Économiste et Enseignant chercheur à l’Ufr Sciences économiques et sociales de l’Université de Thiès, le Dr El Hadji Mounirou Ndiaye alerte. La décision prise par l’Etat du Sénégal de miser sur le mode de partage de production, ainsi que la configuration de la joint-venture, dans le cadre de l’exploitation du pétrole sénégalais, ne lui semblent pas judicieux. Il ajoute cependant, quelques idées et suggestions dans la corbeille étatique.

 

Est-ce que la répartition des parts, dans sa configuration actuelle, est avantageuse pour notre pays?

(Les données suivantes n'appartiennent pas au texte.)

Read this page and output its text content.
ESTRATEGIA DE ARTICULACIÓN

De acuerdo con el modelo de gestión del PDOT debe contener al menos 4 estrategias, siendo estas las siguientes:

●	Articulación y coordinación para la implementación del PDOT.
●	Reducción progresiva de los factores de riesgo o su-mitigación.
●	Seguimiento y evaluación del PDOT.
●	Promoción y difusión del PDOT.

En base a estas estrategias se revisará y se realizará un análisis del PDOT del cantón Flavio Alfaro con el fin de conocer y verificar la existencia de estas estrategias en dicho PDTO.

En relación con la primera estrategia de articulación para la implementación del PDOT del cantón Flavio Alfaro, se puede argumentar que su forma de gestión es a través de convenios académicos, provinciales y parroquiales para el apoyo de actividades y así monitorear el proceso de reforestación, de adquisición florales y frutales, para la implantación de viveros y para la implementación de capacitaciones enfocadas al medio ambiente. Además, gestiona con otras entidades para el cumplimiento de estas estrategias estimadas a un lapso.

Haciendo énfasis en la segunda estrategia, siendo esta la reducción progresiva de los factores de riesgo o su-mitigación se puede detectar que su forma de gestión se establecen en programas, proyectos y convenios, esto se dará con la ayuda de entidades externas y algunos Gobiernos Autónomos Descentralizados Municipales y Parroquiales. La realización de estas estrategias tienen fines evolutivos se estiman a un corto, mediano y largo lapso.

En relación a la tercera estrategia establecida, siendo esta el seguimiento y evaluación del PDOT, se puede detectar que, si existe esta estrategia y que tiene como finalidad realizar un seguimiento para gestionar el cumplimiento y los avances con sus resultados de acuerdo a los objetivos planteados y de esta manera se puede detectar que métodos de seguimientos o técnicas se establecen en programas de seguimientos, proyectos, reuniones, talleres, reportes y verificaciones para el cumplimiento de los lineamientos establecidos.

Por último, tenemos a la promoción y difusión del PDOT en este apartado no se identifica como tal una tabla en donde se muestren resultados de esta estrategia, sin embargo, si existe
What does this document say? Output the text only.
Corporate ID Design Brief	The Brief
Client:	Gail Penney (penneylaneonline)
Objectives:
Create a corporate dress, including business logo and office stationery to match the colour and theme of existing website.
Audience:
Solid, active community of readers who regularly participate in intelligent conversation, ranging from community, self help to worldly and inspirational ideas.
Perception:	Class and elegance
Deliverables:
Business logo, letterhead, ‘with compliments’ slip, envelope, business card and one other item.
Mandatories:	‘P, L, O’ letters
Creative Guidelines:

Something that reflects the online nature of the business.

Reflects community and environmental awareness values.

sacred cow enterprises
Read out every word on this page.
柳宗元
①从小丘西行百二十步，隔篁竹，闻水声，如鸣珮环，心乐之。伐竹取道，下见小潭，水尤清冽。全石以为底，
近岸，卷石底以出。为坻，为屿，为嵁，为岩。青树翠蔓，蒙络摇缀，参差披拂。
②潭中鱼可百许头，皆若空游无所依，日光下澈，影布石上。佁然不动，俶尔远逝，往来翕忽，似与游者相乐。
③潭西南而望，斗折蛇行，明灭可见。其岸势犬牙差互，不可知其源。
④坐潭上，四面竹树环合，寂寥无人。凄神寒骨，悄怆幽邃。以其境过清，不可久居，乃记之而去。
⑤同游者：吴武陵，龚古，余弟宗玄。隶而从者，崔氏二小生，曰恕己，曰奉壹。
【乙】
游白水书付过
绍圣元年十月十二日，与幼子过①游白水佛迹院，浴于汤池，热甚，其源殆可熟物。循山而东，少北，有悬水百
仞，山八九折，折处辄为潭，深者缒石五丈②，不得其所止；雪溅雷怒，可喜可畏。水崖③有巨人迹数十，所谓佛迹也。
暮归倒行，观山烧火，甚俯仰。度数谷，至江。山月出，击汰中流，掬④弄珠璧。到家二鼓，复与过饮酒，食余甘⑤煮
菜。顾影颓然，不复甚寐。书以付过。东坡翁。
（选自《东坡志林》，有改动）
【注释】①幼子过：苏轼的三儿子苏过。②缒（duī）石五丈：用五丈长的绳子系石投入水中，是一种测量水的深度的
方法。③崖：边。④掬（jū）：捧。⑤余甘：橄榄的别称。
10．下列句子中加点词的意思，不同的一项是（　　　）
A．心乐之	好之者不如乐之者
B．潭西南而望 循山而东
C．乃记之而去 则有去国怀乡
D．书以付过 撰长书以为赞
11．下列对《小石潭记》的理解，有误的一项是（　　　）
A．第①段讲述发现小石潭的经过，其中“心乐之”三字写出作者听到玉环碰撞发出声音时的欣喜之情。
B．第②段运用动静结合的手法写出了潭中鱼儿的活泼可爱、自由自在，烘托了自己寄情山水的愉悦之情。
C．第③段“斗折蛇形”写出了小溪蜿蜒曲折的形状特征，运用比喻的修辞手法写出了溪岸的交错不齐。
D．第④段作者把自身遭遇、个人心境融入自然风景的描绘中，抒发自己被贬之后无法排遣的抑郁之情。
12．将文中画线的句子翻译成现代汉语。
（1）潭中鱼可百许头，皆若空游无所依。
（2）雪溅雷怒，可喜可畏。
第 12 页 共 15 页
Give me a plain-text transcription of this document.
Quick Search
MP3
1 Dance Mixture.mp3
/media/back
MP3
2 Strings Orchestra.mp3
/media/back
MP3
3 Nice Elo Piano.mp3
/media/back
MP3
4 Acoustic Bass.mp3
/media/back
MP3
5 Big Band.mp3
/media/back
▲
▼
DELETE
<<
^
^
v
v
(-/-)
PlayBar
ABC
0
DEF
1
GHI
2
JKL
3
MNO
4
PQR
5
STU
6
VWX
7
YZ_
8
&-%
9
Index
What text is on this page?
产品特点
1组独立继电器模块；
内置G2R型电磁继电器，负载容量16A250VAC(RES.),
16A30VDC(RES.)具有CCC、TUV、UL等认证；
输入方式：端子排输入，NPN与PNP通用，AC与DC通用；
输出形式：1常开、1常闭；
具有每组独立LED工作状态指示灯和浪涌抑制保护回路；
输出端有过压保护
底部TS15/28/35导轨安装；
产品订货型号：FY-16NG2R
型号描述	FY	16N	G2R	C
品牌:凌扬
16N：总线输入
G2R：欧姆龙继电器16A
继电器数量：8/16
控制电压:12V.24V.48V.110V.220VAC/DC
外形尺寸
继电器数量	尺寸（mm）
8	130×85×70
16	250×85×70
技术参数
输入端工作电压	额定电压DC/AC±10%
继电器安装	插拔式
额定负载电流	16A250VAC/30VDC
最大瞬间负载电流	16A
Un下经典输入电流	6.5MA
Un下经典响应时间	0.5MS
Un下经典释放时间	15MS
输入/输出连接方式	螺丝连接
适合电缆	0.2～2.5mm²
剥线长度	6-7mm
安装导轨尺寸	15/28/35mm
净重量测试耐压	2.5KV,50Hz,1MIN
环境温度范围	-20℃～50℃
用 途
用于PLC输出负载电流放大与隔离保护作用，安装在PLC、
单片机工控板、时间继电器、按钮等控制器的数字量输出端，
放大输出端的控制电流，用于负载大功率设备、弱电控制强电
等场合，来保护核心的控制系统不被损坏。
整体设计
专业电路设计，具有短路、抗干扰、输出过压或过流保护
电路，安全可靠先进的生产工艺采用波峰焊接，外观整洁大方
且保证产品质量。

Le Sénégal doit s’appuyer sur les erreurs contractuelles commises dans d’autres pays africains pour mieux profiter de cette opportunité. Le mode de partage de production évoqué par le Président Macky Sall ne me semble pas adapté. Ce que le Président Macky Sall a dit et qui a été rapporté par les médias est vrai, et c’est ce qui s’est toujours passé dans le pétrole africain.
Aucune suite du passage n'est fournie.